In fact, nowhere is Arnett’s impartiality more evident than the far-flung enemies lists his name has graced: He was expelled from neutralist Laos (1960), and leftist Indonesia (1962), investigated by Lyndon Johnson’s FBI for his dispatches from Vietnam (1965), and roughed up by the KGB for his reports on protesting Soviet Jews in Moscow (1987).
Arnett has always stuck his nose in awkward places—like the 1952 rugby scrum that recontoured his schnozz. Born in Riverton, New Zealand, the second child of builder Eric Arnett and his wife, Jane, Peter headed up to Southeast Asia in 1959 to make his mark as a journalist. In 1962, when the U.S. stepped up its presence in Vietnam, he joined AP and quickly won a reputation for enterprise. One fellow reporter braved enemy fire to reach a Green Beret post—only to hear a familiar Kiwi drawl: “Well, pal, good on you, you finally made it.” And it was Arnett who recorded the remark, by an American adviser after an operation in the Mekong Delta, that for many defined the tragic conflict: “It was necessary to destroy the village in order to save it.”
During his 13 years in country. Arnett met and married Nina Nguyen. (The couple, who are the parents of Andrew, 26, a musician, and Elsa, 23, a Boston Globe reporter, separated in 1983 after 19 years of marriage.) He finally left Vietnam in May 1975, a month after the fall of Saigon.
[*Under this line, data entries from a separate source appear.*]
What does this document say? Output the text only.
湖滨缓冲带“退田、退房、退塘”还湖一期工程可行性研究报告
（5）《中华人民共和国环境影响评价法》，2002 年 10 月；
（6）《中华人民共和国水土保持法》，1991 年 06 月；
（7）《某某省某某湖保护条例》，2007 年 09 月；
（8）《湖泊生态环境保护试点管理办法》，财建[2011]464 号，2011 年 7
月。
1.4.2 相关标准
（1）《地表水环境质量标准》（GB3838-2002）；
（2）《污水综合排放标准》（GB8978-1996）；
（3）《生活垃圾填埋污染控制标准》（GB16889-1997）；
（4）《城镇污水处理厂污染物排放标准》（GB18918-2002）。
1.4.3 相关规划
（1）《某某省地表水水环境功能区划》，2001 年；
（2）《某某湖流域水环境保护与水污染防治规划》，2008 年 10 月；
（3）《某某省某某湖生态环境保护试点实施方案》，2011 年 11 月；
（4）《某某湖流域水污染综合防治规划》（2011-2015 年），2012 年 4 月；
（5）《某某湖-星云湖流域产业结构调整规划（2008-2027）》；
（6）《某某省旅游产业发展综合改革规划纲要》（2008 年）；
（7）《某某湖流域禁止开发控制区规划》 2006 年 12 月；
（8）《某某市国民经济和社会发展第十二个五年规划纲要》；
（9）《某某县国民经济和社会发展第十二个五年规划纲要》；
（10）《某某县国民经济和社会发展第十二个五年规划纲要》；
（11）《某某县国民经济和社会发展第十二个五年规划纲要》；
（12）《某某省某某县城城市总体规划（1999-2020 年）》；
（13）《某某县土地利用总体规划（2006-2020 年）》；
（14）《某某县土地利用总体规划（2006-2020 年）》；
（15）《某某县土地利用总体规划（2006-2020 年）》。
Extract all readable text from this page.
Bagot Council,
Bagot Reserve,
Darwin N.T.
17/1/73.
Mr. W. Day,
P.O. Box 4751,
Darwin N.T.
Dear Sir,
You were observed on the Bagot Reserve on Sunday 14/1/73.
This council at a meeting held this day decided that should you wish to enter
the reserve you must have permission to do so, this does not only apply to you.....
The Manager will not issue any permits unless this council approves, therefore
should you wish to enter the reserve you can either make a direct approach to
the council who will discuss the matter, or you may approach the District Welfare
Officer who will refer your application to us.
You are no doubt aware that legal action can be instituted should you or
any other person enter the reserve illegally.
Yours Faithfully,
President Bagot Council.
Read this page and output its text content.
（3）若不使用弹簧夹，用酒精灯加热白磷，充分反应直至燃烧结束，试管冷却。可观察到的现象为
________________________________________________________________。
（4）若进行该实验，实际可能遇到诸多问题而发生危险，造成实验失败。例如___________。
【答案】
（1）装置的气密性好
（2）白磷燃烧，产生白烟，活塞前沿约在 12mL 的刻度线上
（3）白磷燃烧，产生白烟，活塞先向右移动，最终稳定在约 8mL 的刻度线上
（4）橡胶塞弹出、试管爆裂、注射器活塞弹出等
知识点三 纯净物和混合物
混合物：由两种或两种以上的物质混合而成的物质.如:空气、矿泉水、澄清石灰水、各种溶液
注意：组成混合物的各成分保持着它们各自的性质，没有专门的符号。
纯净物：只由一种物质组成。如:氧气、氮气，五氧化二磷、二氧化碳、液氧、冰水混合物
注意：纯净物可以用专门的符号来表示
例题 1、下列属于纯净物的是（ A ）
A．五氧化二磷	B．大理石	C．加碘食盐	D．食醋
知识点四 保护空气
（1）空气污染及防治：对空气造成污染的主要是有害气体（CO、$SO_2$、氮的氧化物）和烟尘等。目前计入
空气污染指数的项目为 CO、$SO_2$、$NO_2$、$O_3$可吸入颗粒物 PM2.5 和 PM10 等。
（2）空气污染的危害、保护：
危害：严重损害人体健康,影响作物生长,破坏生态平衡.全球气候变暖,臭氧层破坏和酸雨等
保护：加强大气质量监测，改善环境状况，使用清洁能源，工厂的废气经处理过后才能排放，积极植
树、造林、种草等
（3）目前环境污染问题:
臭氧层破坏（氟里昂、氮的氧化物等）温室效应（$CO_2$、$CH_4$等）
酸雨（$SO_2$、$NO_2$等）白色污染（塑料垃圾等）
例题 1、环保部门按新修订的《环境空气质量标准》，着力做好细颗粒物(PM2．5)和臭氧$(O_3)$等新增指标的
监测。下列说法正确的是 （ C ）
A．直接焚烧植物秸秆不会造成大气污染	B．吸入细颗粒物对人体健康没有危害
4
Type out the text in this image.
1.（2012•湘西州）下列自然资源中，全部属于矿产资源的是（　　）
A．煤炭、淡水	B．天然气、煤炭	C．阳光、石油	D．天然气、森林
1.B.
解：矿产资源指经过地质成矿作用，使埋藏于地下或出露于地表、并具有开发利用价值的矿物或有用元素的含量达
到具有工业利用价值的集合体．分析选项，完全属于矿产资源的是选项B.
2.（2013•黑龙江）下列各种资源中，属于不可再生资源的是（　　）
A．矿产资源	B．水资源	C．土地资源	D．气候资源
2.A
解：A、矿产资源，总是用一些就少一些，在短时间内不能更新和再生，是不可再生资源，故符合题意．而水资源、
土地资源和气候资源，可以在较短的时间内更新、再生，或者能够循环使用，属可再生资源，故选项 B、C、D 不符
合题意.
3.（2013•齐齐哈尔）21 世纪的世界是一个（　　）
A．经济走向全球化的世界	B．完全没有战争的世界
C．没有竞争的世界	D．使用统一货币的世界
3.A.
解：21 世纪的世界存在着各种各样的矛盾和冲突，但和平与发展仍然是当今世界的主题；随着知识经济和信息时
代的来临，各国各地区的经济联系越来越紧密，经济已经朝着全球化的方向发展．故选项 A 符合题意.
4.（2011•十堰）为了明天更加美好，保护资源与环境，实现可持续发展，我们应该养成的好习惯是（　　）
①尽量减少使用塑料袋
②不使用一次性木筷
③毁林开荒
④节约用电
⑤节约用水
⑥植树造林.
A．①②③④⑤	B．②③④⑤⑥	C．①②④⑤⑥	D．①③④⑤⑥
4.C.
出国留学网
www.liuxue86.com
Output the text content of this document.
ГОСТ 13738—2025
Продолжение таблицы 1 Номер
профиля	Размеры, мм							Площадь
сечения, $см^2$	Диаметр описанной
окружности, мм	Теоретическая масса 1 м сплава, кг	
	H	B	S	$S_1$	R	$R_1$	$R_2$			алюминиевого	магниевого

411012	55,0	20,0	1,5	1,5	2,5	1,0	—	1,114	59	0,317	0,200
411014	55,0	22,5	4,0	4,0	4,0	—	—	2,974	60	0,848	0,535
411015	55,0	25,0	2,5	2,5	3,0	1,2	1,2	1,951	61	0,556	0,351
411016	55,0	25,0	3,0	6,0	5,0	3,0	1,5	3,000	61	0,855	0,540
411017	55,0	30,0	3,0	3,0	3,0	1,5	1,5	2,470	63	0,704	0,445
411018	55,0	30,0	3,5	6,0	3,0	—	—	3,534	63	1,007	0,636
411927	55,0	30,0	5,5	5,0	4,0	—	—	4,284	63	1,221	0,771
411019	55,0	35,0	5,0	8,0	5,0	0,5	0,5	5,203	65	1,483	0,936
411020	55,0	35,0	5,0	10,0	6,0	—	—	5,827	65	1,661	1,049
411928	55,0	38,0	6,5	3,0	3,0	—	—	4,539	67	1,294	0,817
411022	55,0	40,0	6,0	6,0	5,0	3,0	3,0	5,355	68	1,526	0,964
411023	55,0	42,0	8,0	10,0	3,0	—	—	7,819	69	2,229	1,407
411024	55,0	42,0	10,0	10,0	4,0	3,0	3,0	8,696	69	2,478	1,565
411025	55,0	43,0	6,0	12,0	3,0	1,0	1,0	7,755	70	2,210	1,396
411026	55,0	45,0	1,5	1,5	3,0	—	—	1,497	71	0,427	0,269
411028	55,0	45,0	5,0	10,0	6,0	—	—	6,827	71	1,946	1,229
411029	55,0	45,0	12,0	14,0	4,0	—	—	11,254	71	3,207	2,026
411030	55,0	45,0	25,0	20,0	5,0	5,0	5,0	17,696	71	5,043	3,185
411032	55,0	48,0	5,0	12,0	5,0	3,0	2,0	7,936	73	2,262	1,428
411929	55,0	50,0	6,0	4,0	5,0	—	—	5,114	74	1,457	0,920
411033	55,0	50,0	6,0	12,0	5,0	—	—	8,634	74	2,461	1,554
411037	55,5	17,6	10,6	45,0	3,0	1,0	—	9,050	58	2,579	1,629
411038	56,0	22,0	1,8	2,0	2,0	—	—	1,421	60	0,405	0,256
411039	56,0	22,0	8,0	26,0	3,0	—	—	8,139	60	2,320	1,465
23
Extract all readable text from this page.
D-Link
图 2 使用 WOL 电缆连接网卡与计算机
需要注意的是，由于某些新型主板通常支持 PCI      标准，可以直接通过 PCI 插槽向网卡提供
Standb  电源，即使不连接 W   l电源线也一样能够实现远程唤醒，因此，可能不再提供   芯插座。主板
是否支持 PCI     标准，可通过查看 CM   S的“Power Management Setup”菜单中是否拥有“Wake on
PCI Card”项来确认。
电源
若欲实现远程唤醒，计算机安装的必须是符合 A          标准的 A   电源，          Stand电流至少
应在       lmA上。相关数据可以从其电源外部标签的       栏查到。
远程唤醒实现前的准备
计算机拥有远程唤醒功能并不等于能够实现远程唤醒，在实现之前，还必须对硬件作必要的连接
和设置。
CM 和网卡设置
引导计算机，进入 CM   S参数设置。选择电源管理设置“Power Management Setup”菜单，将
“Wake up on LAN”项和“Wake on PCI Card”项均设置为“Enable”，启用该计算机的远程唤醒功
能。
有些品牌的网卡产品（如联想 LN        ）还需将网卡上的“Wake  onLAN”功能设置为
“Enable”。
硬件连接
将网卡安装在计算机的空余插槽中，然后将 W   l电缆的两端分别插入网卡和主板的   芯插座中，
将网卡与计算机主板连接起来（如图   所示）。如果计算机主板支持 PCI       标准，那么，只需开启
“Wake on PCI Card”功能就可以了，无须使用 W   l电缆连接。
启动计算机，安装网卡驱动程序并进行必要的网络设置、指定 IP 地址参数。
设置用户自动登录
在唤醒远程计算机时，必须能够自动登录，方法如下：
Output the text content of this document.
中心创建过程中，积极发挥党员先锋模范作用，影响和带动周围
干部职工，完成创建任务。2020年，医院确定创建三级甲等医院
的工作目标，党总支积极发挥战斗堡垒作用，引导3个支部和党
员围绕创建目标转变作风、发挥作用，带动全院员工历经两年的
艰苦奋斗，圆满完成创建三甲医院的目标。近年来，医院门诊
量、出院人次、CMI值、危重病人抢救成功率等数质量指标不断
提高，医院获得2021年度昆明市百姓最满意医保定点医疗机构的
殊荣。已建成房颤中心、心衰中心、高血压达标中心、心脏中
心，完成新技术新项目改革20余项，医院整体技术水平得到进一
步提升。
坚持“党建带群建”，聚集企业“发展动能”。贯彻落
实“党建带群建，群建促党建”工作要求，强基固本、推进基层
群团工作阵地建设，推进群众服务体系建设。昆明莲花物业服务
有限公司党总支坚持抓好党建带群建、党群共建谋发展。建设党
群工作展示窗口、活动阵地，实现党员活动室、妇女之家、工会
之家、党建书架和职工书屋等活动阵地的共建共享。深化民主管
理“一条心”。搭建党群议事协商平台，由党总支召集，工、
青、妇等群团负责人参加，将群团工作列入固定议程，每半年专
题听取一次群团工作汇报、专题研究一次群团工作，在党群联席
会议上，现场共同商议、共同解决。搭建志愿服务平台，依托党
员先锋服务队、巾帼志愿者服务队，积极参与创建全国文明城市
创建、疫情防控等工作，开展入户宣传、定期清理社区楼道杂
In 1981, Arnett stunned print colleagues by joining the fledgling CNN. After an unhappy stint as White House correspondent, he returned to his beloved international news. Two years ago, he began dating Florida-born Kimberly Moore, a CNN intern in Washington, D.C. Arnett was posted to Jerusalem in early 1990; Moore, now 23, followed, landing a job as a reporter for the Israel Broadcasting Authority. The two were sharing an apartment, filled with some of his 400 books on Southeast Asia and with artworks collected there and in Russia, when he was called to Baghdad.
The war did not slow their romance. Despite constant surveillance by the Iraqis, every few days Arnett aimed the CNN microwave dish at a telephone satellite and linked up with Kimberly in Israel. When she fretted that bombs were falling too near the Al Rasheed, he quipped. “I’ve known Schwarzkopf for 25 years—he wouldn’t do that to me.” During one covert call. Arnett proposed and Kimberly promptly accepted. Shortly after the Allies’ crushing 100-hour ground campaign ended. so did his duties in Iraq.
For now, Arnett is happy to be free of the sights and sounds of war. “I will return to CNN as a correspondent.” he promises. But not this year: he and Moore, who will wed when his “amicable divorce” from Nina is final, are looking for a place to live in the Washington area. The reason: Arnett has just signed a seven-figure contract for his memoirs. And if the writing goes well, he’ll deliver it just about the time the Emmys for best telereporting of 1991 are announced.